Al-‘Allamah As Salafy Ahmad Muhammad Syakir berkata dalam catatan
kakinya terhadapUmdatut tafsir tentang atsar ini: “dan atsar-atsar –
dari Ibnu Abbas dan yang lainnya – ini tergolong apa yang dipermainkan
oleh orang-orang yang menyesatkan pada zaman kita ini dari kalangan yang
intisab kepada ilmu dan kalangan lainnya yang telah berani terhadap
dien ini: mereka menjadikannya sebagai udzur atau pelegalan bagi
undang-undang berhala jadi-jadian yang telah diterapkan secara aniaya di
atas negeri Islam.” 4/156
Dan beliau rh dalam tempat itu juga menukil ta’liq saudaranya Mahmud
Syakir terhadap atsat-atsar yang serupa, di dalamnya Abu Mijlaz sedang
beliau adalah dari kalangan tabi’in mengkritisi sebagian kalangan
Khawarij di zamannya, Ath Thabariy menuturkannya dalam tafsirnya 10/348,
berkata: ya Allah, saya berlepas diri di hadapan-Mu dari kesesatan, wa
ba’du: sesungguhnya kalangan penebar keraguan dan fitnah dari kalangan
yang tampil berbicara di zaman kita ini, dia telah mencari-cari alasan
pengudzur buat para penguasa dalam sikapnya meninggalkan al hukmu bimaa
anzalallah dan dalam memberikan keputusan berkenaan dengan darah,
kehormatan dan harta dengan syariat Allah yang telah Dia turunkan dalam
kitab-Nya, serta dalam sikap mereka menjadikan qanun ahli kufri sebagai
syariat (aturan yang berlaku) di negeri Islam. Dan tatkala dia
mendapatkan dua atsar ini maka dia menjadikannya sebagai pendapat yang
dengannya dia memandang kebenaran putusan hukum dalam hal harta dan
kehormatan juga darah dengan selain apa yang telah Allah turunkan dan
bahwa menyelisihi syariat Allah adalah dalam al qadla al ‘aam
(putusan/hukum yang umum) adalah tidak membuat kafir orang yang ridla
dengannya dan yang mengamalkan di atasnya..”

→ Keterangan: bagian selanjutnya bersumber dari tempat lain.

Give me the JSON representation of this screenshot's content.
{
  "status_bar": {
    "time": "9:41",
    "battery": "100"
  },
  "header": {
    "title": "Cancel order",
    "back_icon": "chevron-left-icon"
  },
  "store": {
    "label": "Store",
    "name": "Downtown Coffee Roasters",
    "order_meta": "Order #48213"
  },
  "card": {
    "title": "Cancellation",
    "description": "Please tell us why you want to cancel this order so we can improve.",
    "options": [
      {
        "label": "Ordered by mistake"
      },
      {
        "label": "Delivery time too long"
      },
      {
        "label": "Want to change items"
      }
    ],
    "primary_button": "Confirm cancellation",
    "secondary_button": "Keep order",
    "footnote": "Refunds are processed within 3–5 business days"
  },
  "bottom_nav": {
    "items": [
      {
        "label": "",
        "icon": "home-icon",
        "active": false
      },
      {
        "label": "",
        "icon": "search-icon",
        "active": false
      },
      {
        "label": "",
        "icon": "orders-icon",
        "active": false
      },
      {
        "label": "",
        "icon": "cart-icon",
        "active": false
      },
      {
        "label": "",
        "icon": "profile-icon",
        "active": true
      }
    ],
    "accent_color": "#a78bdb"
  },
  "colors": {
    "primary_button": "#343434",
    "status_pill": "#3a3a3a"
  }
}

Dan beliau menuturkan munasabah atsar-atsar ini dan bahwa ia itu
adalah munadharah bersama khawarij yang ingin mengkafirkan para penguasa
zaman mereka dengan maksiat yang tidak sampai pada kekafiran, kemudian
ia berkata: Jadi pertanyaan mereka itu bukan tentang apa yang dijadikan
hujjah oleh ahli bid’ah zaman kita, berupa putusan hukum dalam hal
harta, kehormatan, dan darah dengan undang-undang yang menyelisihi ahlu
islam dan bukan pada dalam hal pengguliran qanun (UU) yang mesti
diterapkan terhadap ahlul islam dengan cara merujuk hukum kepada hukum
selain hukum Allah dalam kitab-Nya dan lewat lisan Rasul-Nya saw.

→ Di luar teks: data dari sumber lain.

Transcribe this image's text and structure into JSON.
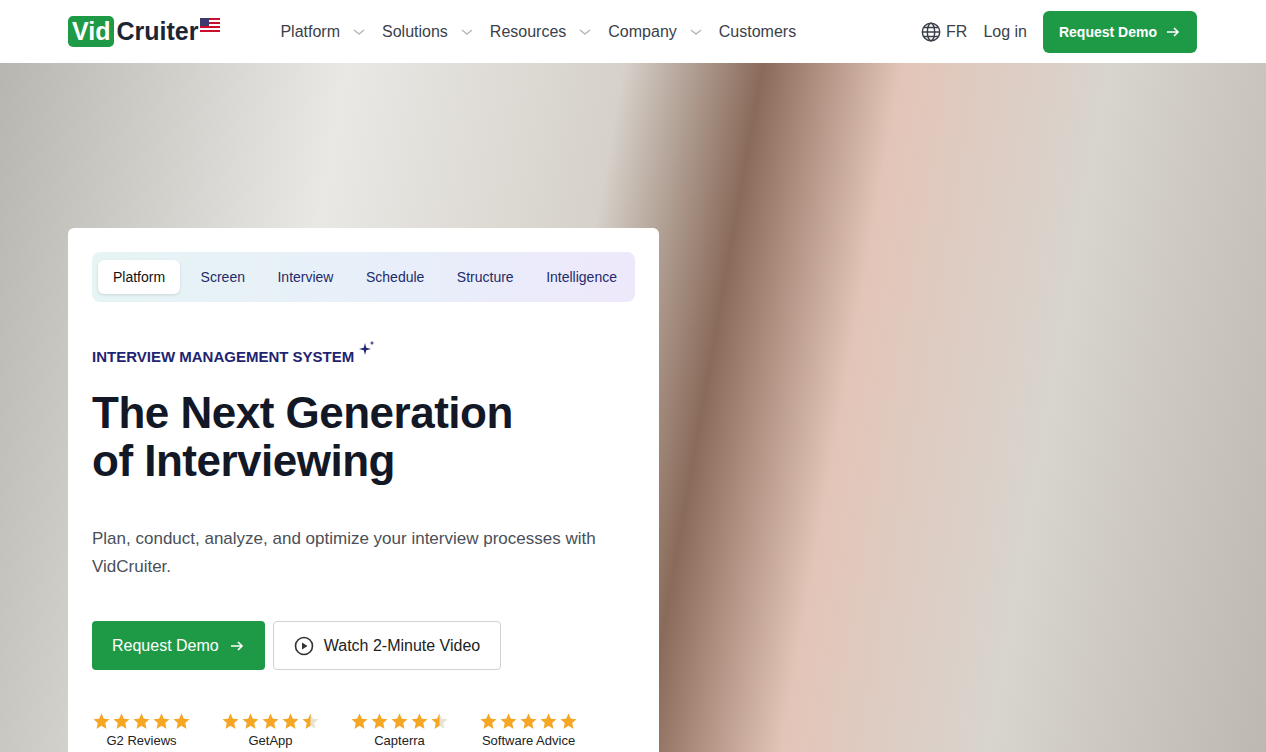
{
  "header": {
    "logo": {
      "highlight": "Vid",
      "rest": "Cruiter"
    },
    "nav": [
      {
        "label": "Platform",
        "has_menu": true
      },
      {
        "label": "Solutions",
        "has_menu": true
      },
      {
        "label": "Resources",
        "has_menu": true
      },
      {
        "label": "Company",
        "has_menu": true
      },
      {
        "label": "Customers",
        "has_menu": false
      }
    ],
    "language": "FR",
    "login": "Log in",
    "cta": "Request Demo"
  },
  "hero": {
    "tabs": [
      {
        "label": "Platform",
        "selected": true
      },
      {
        "label": "Screen",
        "selected": false
      },
      {
        "label": "Interview",
        "selected": false
      },
      {
        "label": "Schedule",
        "selected": false
      },
      {
        "label": "Structure",
        "selected": false
      },
      {
        "label": "Intelligence",
        "selected": false
      }
    ],
    "eyebrow": "INTERVIEW MANAGEMENT SYSTEM",
    "title": "The Next Generation of Interviewing",
    "subtitle": "Plan, conduct, analyze, and optimize your interview processes with VidCruiter.",
    "buttons": [
      {
        "label": "Request Demo",
        "kind": "primary"
      },
      {
        "label": "Watch 2-Minute Video",
        "kind": "video"
      }
    ],
    "ratings": [
      {
        "source": "G2 Reviews",
        "stars": 5
      },
      {
        "source": "GetApp",
        "stars": 4.5
      },
      {
        "source": "Capterra",
        "stars": 4.5
      },
      {
        "source": "Software Advice",
        "stars": 5
      }
    ]
  }
}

Perbuatan ini adalah keberpalungan dari hukum Allah, bentuk kebencian
akan dien-Nya, dan sikap lebih mengedepankan hukum-hukum orang kafir
terhadap hukum Allah swt, sedangkan ini adalah kekafiran yang tidak
seorang pun dari ahlu kiblat dengan berbagai ragamnya ragu akan
kekafiran orang yang mengatakannya dan yang mengajak kepadanya.”
Selesai.
Bila orang obyektif yang diberikan taufiq untuk mencari al haq telah
mengetahui ini semua serta paham penempatan ucapan yang dinisbatkan
kepada Ibnu Abbas dan kalangan salaf lainnya itu(1), serta (paham) akan
realita (waqi’) yang mana ucapan itu dilontarkan, juga (mengetahui) ciri
orang-orang yang mana ucapan itu dierahkan terhadap mereka dan bentuk
ucapan-ucapan mereka itu, terus dia melihat dengan mata bashirah
terhadap realita yang kita ada di dalamnya berupa pembuatan hukum yang
tidak Allah izinkan dan menjadikan hukum-hukum yang rendah berupa sampah
undang-undang buatan dan hawa nafsu manusia sebagai pengganti
hukum-hukum Allah, aturan-aturan-Nya serta hudud-Nya yang suci, maka
pasti mengetahui kebobrokan talbis yang besar dan penyesatan yang nyata
itu yang dilakukan oleh Murjiatul ‘Ashr dengan menempatkan nushush itu
pada realita-realita yang sangat berbeda dengan realita yang mana
nushush itu dilontarkan, sebagai bentuk penutupan akan kebijakan yang
dilakukan di zaman ini dan para pelakunya.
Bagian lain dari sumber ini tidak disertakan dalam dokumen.